Each Canadian aged 18 and over can make an annual contribution to a Tax-Free Savings Account (TFSA) – the maximum contribution for 2016 is $5,500. As well, where an amount previously contributed to a TFSA is withdrawn from the plan, that withdrawn amount can be re-contributed, but not until the year following the year of withdrawal.
Consequently, it makes sense, where a TFSA withdrawal is planned within the next few months, perhaps to pay for a winter vacation or to make an RRSP contribution, to make that withdrawal before the end of the calendar year. A taxpayer who withdraws funds from his or her TFSA before December 31, 2016 will have the amount withdrawn added to his or her TFSA contribution limit for 2017, which means it can be re-contributed as of January 1, 2017. If the same taxpayer waits until January of 2017 to make the withdrawal, he or she won’t be eligible to replace the funds withdrawn until 2018.
Under Canadian tax rules, a taxpayer can make a contribution to a registered retirement savings plans (RRSP) in his or her spouse’s name and claim the deduction for the contribution on his or her own return. When the funds are withdrawn by the spouse, the amounts are taxed as the spouse’s income, at a (presumably) lower tax rate. However, the benefit of having withdrawals taxed in the hands of the spouse is available only where the withdrawal takes place no sooner than the end of the second calendar year following the year in which the contribution is made. Therefore, where a contribution to a spousal RRSP is made in December of 2016, the contributor can claim a deduction for that contribution on his or her return for 2016. The spouse can then withdraw that amount as of January 1, 2019 and have it taxed in his or her own hands. If the contribution isn’t made until January or February of 2017, the contributor can still claim a deduction for it on the 2016 tax return, but the amount won’t be eligible to be taxed in the spouse’s hands on withdrawal until January 1, 2019. It’s an especially important consideration for couples who are approaching retirement who may plan on withdrawing funds in the relatively new future. Even where that’s not the situation, making the contribution before the end of the calendar year will ensure maximum flexibility should an unanticipated withdrawal become necessary.

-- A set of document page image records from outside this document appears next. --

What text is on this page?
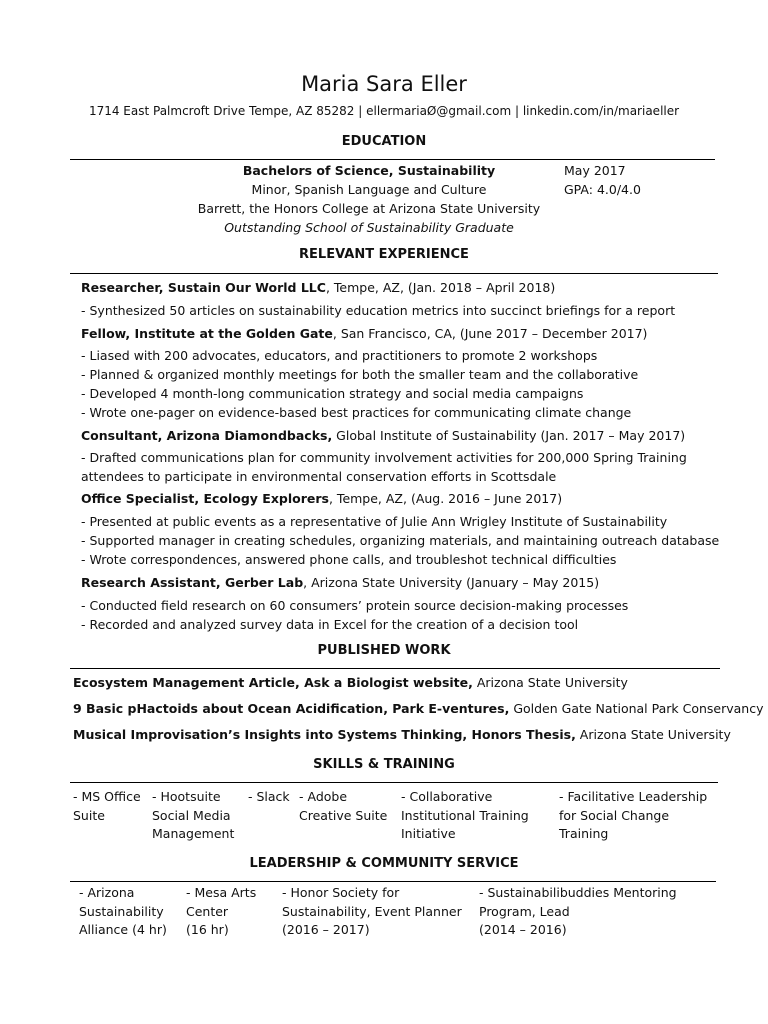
Maria Sara Eller
1714 East Palmcroft Drive Tempe, AZ 85282 | ellermariaØ@gmail.com | linkedin.com/in/mariaeller
EDUCATION
Bachelors of Science, Sustainability
Minor, Spanish Language and Culture
Barrett, the Honors College at Arizona State University
Outstanding School of Sustainability Graduate
May 2017
GPA: 4.0/4.0
RELEVANT EXPERIENCE
Researcher, Sustain Our World LLC, Tempe, AZ, (Jan. 2018 – April 2018)
- Synthesized 50 articles on sustainability education metrics into succinct briefings for a report
Fellow, Institute at the Golden Gate, San Francisco, CA, (June 2017 – December 2017)
- Liased with 200 advocates, educators, and practitioners to promote 2 workshops
- Planned & organized monthly meetings for both the smaller team and the collaborative
- Developed 4 month-long communication strategy and social media campaigns
- Wrote one-pager on evidence-based best practices for communicating climate change
Consultant, Arizona Diamondbacks, Global Institute of Sustainability (Jan. 2017 – May 2017)
- Drafted communications plan for community involvement activities for 200,000 Spring Training
attendees to participate in environmental conservation efforts in Scottsdale
Office Specialist, Ecology Explorers, Tempe, AZ, (Aug. 2016 – June 2017)
- Presented at public events as a representative of Julie Ann Wrigley Institute of Sustainability
- Supported manager in creating schedules, organizing materials, and maintaining outreach database
- Wrote correspondences, answered phone calls, and troubleshot technical difficulties
Research Assistant, Gerber Lab, Arizona State University (January – May 2015)
- Conducted field research on 60 consumers’ protein source decision-making processes
- Recorded and analyzed survey data in Excel for the creation of a decision tool
PUBLISHED WORK
Ecosystem Management Article, Ask a Biologist website, Arizona State University
9 Basic pHactoids about Ocean Acidification, Park E-ventures, Golden Gate National Park Conservancy
Musical Improvisation’s Insights into Systems Thinking, Honors Thesis, Arizona State University
SKILLS & TRAINING
- MS Office
Suite
- Hootsuite
Social Media
Management
- Slack - Adobe
Creative Suite
- Collaborative
Institutional Training
Initiative
- Facilitative Leadership
for Social Change
Training
LEADERSHIP & COMMUNITY SERVICE
- Arizona
Sustainability
Alliance (4 hr)
- Mesa Arts
Center
(16 hr)
- Honor Society for
Sustainability, Event Planner
(2016 – 2017)
- Sustainabilibuddies Mentoring
Program, Lead
(2014 – 2016)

While most RRSP contributions to be deducted on the return for 2016 can be made anytime up to an including March 1, 2017, there is one important exception to that rule. Every Canadian who has an RRSP must collapse that plan by the end of the year in which he or she turns 71 years of age – usually by converting the RRSP into a registered retirement income fund (RRIF) or purchasing an annuity. An individual who turns 71 during the year is still entitled to make a final RRSP contribution for that year, assuming that he or she has sufficient contribution room. However, in such cases, the 60-day window for contributions after December 31 is not available. Any RRSP contribution to be made by a person who turns 71 during the year must be made by December 31st of that year.